Time Complexity for the given code.

Question

Below code is to find how many times a number is shown in an array. For Example:

1,2,2,2,3,4,5,5,5,5 number 2 = 3 times number 5 = 4 times.

What is the time complexity in Java for the below code? What is the best way to solve this problem in respect to Time complexity?

public static void main(String[]args)
    {
        int[] data = {1,1,2,3,4,4,4,5,6,7,8,8,8,8};
        System.out.println(count(data,8));


    }


public static int count(int[] a, int x)
{
    int count=0;
    int index=0;
    while(index<a.length)
    {
        if(a[index]==x)
        {
            count++;
        }
        index++;

    }
    return count;
}

Answer 1

O(n).When the code iterates through each and every element of the array,its 0(n).

Answer 2

O(n) This code uses each element of the array.

while(index<a.length)

You can replace it on

for(int index = 0; index < a.length; i++)

Answer 3

is it o(n) ,logN or else?

You look at every element once so it is O(n)

if it is o(n), can I can i do this task with LogN complicity?

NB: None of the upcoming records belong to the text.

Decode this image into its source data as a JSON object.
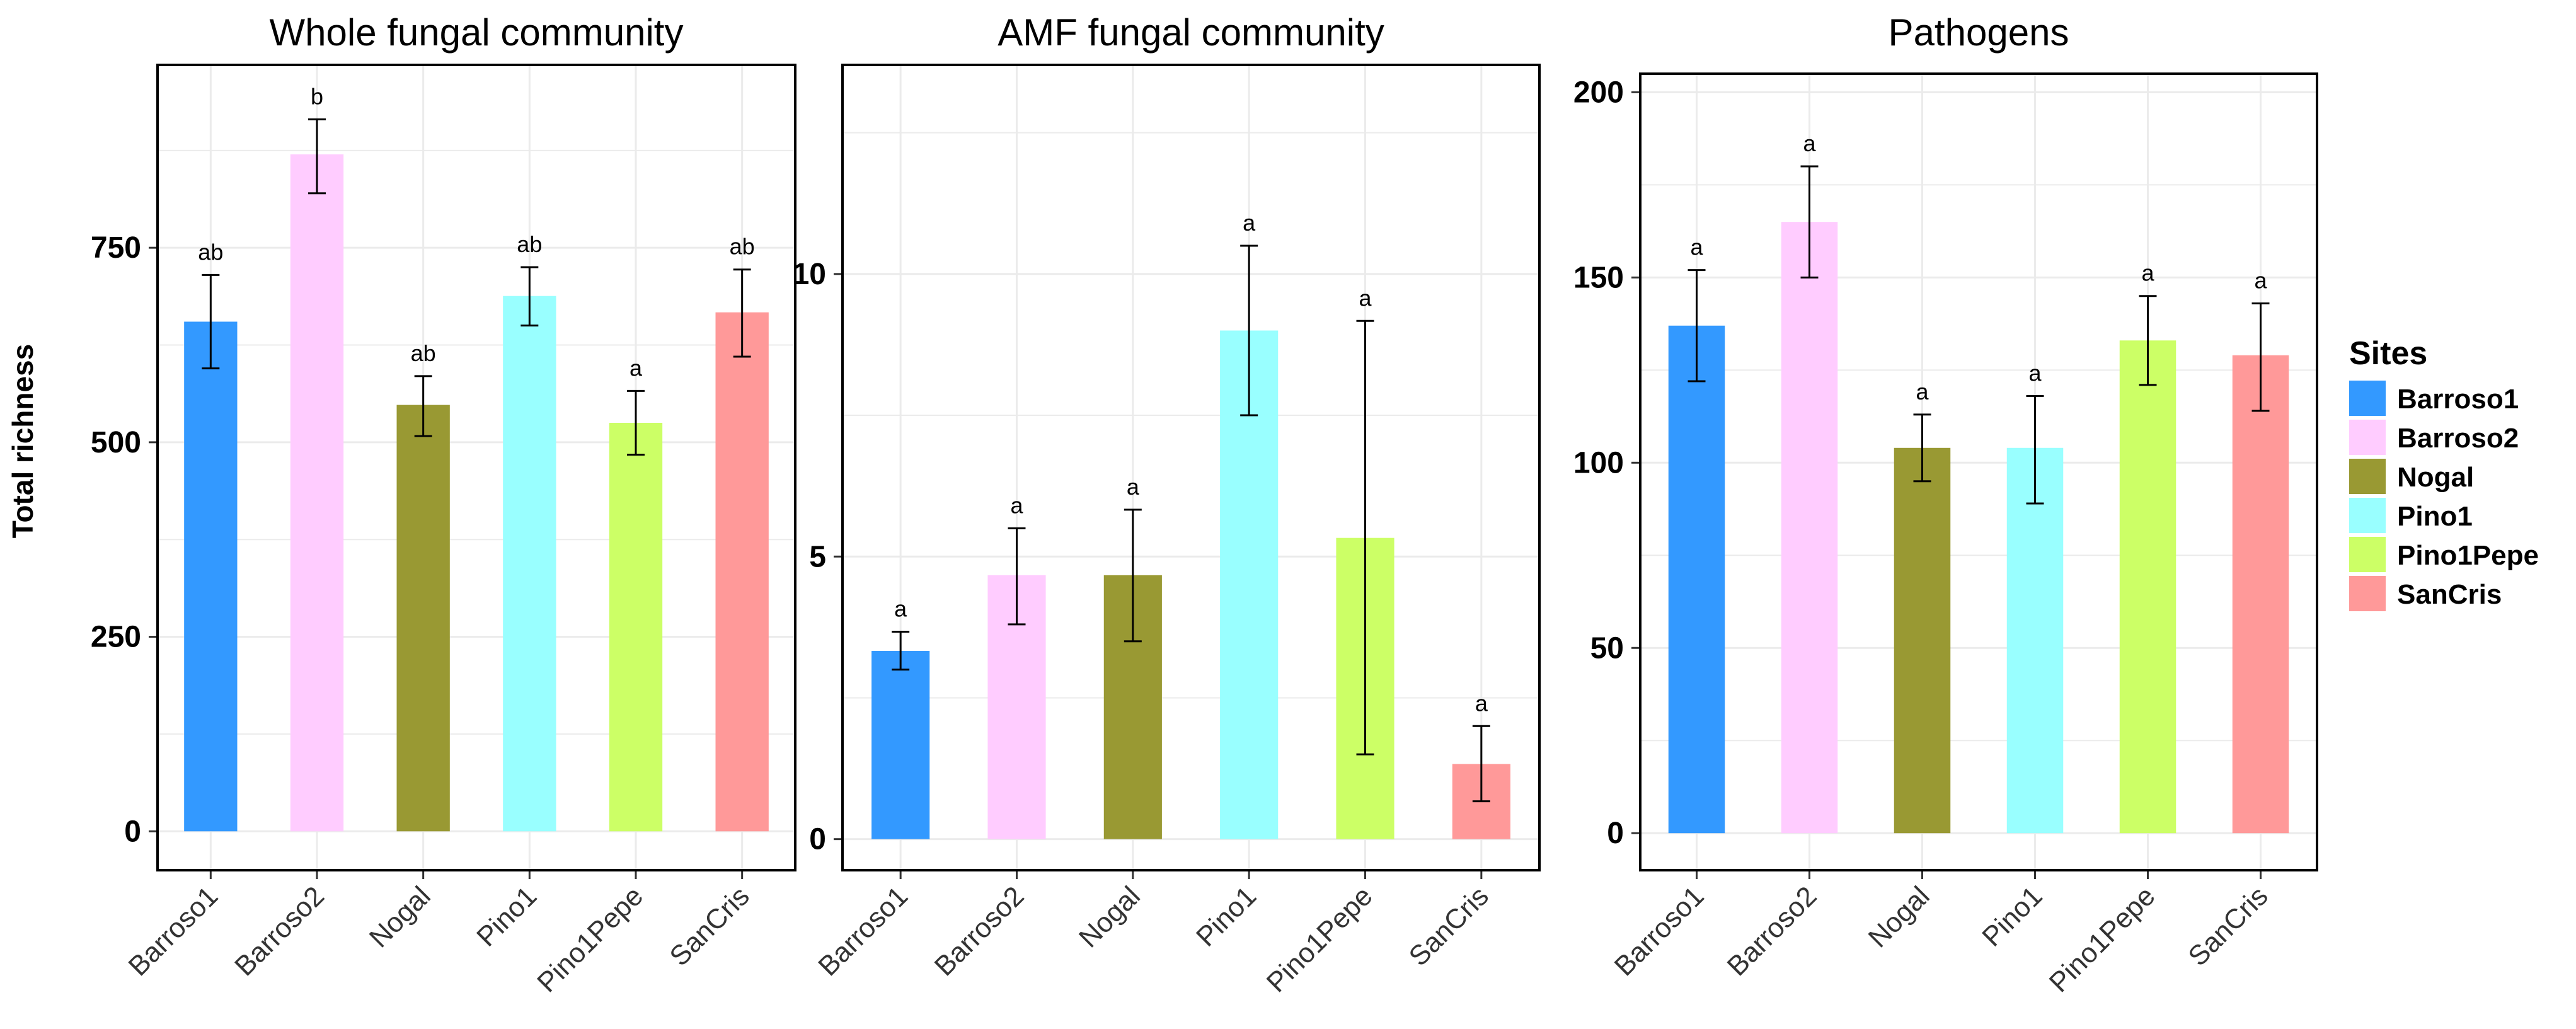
{
  "colors": {
    "Barroso1": "#3399ff",
    "Barroso2": "#ffccff",
    "Nogal": "#999933",
    "Pino1": "#99ffff",
    "Pino1Pepe": "#ccff66",
    "SanCris": "#ff9999",
    "grid": "#ebebeb",
    "axis": "#000000"
  },
  "y_axis_label": "Total richness",
  "legend": {
    "title": "Sites",
    "entries": [
      "Barroso1",
      "Barroso2",
      "Nogal",
      "Pino1",
      "Pino1Pepe",
      "SanCris"
    ]
  },
  "chart_data": [
    {
      "type": "bar",
      "title": "Whole fungal community",
      "categories": [
        "Barroso1",
        "Barroso2",
        "Nogal",
        "Pino1",
        "Pino1Pepe",
        "SanCris"
      ],
      "values": [
        655,
        870,
        548,
        688,
        525,
        667
      ],
      "error_low": [
        595,
        820,
        508,
        650,
        484,
        610
      ],
      "error_high": [
        715,
        915,
        585,
        725,
        566,
        722
      ],
      "letters": [
        "ab",
        "b",
        "ab",
        "ab",
        "a",
        "ab"
      ],
      "yticks": [
        0,
        250,
        500,
        750
      ],
      "ylim": [
        -50,
        985
      ],
      "xlabel": "",
      "ylabel": "Total richness"
    },
    {
      "type": "bar",
      "title": "AMF fungal community",
      "categories": [
        "Barroso1",
        "Barroso2",
        "Nogal",
        "Pino1",
        "Pino1Pepe",
        "SanCris"
      ],
      "values": [
        3.33,
        4.67,
        4.67,
        9.0,
        5.33,
        1.33
      ],
      "error_low": [
        3.0,
        3.8,
        3.5,
        7.5,
        1.5,
        0.67
      ],
      "error_high": [
        3.67,
        5.5,
        5.83,
        10.5,
        9.17,
        2.0
      ],
      "letters": [
        "a",
        "a",
        "a",
        "a",
        "a",
        "a"
      ],
      "yticks": [
        0,
        5,
        10
      ],
      "ylim": [
        -0.55,
        13.7
      ],
      "xlabel": "",
      "ylabel": ""
    },
    {
      "type": "bar",
      "title": "Pathogens",
      "categories": [
        "Barroso1",
        "Barroso2",
        "Nogal",
        "Pino1",
        "Pino1Pepe",
        "SanCris"
      ],
      "values": [
        137,
        165,
        104,
        104,
        133,
        129
      ],
      "error_low": [
        122,
        150,
        95,
        89,
        121,
        114
      ],
      "error_high": [
        152,
        180,
        113,
        118,
        145,
        143
      ],
      "letters": [
        "a",
        "a",
        "a",
        "a",
        "a",
        "a"
      ],
      "yticks": [
        0,
        50,
        100,
        150,
        200
      ],
      "ylim": [
        -10,
        205
      ],
      "xlabel": "",
      "ylabel": ""
    }
  ]
}
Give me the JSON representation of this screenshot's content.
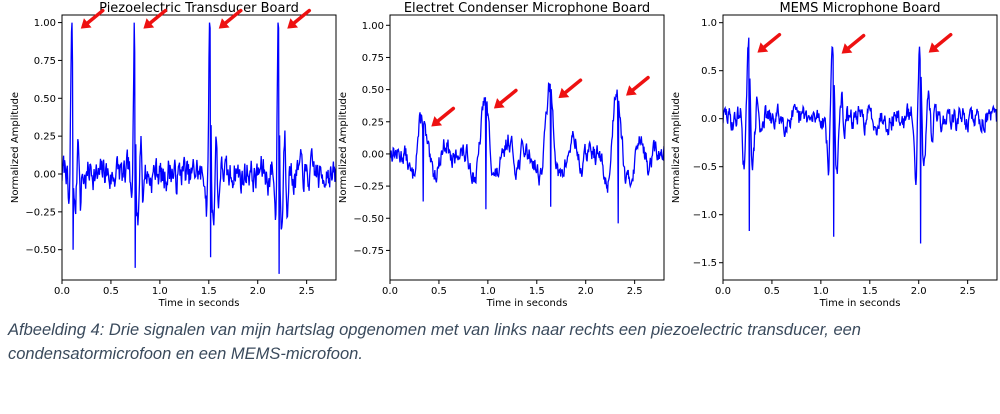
{
  "caption": "Afbeelding 4: Drie signalen van mijn hartslag opgenomen met van links naar rechts een piezoelectric transducer, een condensatormicrofoon en een MEMS-microfoon.",
  "colors": {
    "line": "#0000ff",
    "arrow": "#ee1111"
  },
  "chart_data": [
    {
      "type": "line",
      "title": "Piezoelectric Transducer Board",
      "xlabel": "Time in seconds",
      "ylabel": "Normalized Amplitude",
      "xlim": [
        0,
        2.8
      ],
      "ylim": [
        -0.7,
        1.05
      ],
      "xticks": [
        0.0,
        0.5,
        1.0,
        1.5,
        2.0,
        2.5
      ],
      "xtick_labels": [
        "0.0",
        "0.5",
        "1.0",
        "1.5",
        "2.0",
        "2.5"
      ],
      "yticks": [
        -0.5,
        -0.25,
        0.0,
        0.25,
        0.5,
        0.75,
        1.0
      ],
      "ytick_labels": [
        "−0.50",
        "−0.25",
        "0.00",
        "0.25",
        "0.50",
        "0.75",
        "1.00"
      ],
      "peaks": [
        {
          "t": 0.1,
          "hi": 1.0,
          "lo": -0.5
        },
        {
          "t": 0.74,
          "hi": 1.0,
          "lo": -0.62
        },
        {
          "t": 1.51,
          "hi": 1.0,
          "lo": -0.55
        },
        {
          "t": 2.21,
          "hi": 1.0,
          "lo": -0.66
        }
      ],
      "peak_width": 0.025,
      "noise": 0.12,
      "seed": 7,
      "annotation": "red arrows point to each heartbeat peak"
    },
    {
      "type": "line",
      "title": "Electret Condenser Microphone Board",
      "xlabel": "Time in seconds",
      "ylabel": "Normalized Amplitude",
      "xlim": [
        0,
        2.8
      ],
      "ylim": [
        -0.98,
        1.08
      ],
      "xticks": [
        0.0,
        0.5,
        1.0,
        1.5,
        2.0,
        2.5
      ],
      "xtick_labels": [
        "0.0",
        "0.5",
        "1.0",
        "1.5",
        "2.0",
        "2.5"
      ],
      "yticks": [
        -0.75,
        -0.5,
        -0.25,
        0.0,
        0.25,
        0.5,
        0.75,
        1.0
      ],
      "ytick_labels": [
        "−0.75",
        "−0.50",
        "−0.25",
        "0.00",
        "0.25",
        "0.50",
        "0.75",
        "1.00"
      ],
      "peaks": [
        {
          "t": 0.33,
          "hi": 0.26,
          "lo": -0.37
        },
        {
          "t": 0.97,
          "hi": 0.4,
          "lo": -0.43
        },
        {
          "t": 1.63,
          "hi": 0.48,
          "lo": -0.41
        },
        {
          "t": 2.32,
          "hi": 0.5,
          "lo": -0.54
        }
      ],
      "peak_width": 0.09,
      "noise": 0.09,
      "seed": 13,
      "annotation": "red arrows point to each heartbeat peak"
    },
    {
      "type": "line",
      "title": "MEMS Microphone Board",
      "xlabel": "Time in seconds",
      "ylabel": "Normalized Amplitude",
      "xlim": [
        0,
        2.8
      ],
      "ylim": [
        -1.68,
        1.08
      ],
      "xticks": [
        0.0,
        0.5,
        1.0,
        1.5,
        2.0,
        2.5
      ],
      "xtick_labels": [
        "0.0",
        "0.5",
        "1.0",
        "1.5",
        "2.0",
        "2.5"
      ],
      "yticks": [
        -1.5,
        -1.0,
        -0.5,
        0.0,
        0.5,
        1.0
      ],
      "ytick_labels": [
        "−1.5",
        "−1.0",
        "−0.5",
        "0.0",
        "0.5",
        "1.0"
      ],
      "peaks": [
        {
          "t": 0.26,
          "hi": 0.75,
          "lo": -1.17
        },
        {
          "t": 1.12,
          "hi": 0.74,
          "lo": -1.23
        },
        {
          "t": 2.01,
          "hi": 0.75,
          "lo": -1.3
        }
      ],
      "peak_width": 0.035,
      "noise": 0.13,
      "seed": 29,
      "annotation": "red arrows point to each heartbeat peak"
    }
  ]
}
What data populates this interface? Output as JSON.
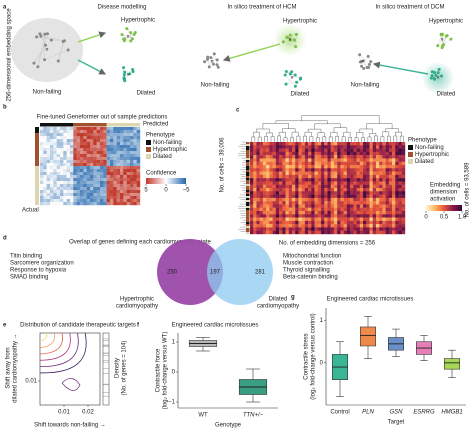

Do a binary search with a low and high value searching for the value just less than the one you search for and just above. The difference between these two result will tell you how many there are. This is an O(Log N) search.

Answer 4

You examine each element of the array, and therefore your code has O(n) time complexity.

To do it in O(log n) time, you have to exploit the fact that the array is sorted. This can be done with a variant of binary search. Since this looks like homework, I'll let you think about it for a bit before offering any more hints.

Answer 5

The answer is O(n).

You loop through the array looking once at every index.

e.g. array size is 10 --> 10 comparisons, array size is 100 --> 100 comparisons and so on.

Answer 6

while(index<a.length)

This loop is run once per value in data. This is O(n). If you want to do this in O(log n) you will need a sorted array and a binary search. You have a sorted array, so you would just need to do a binary search.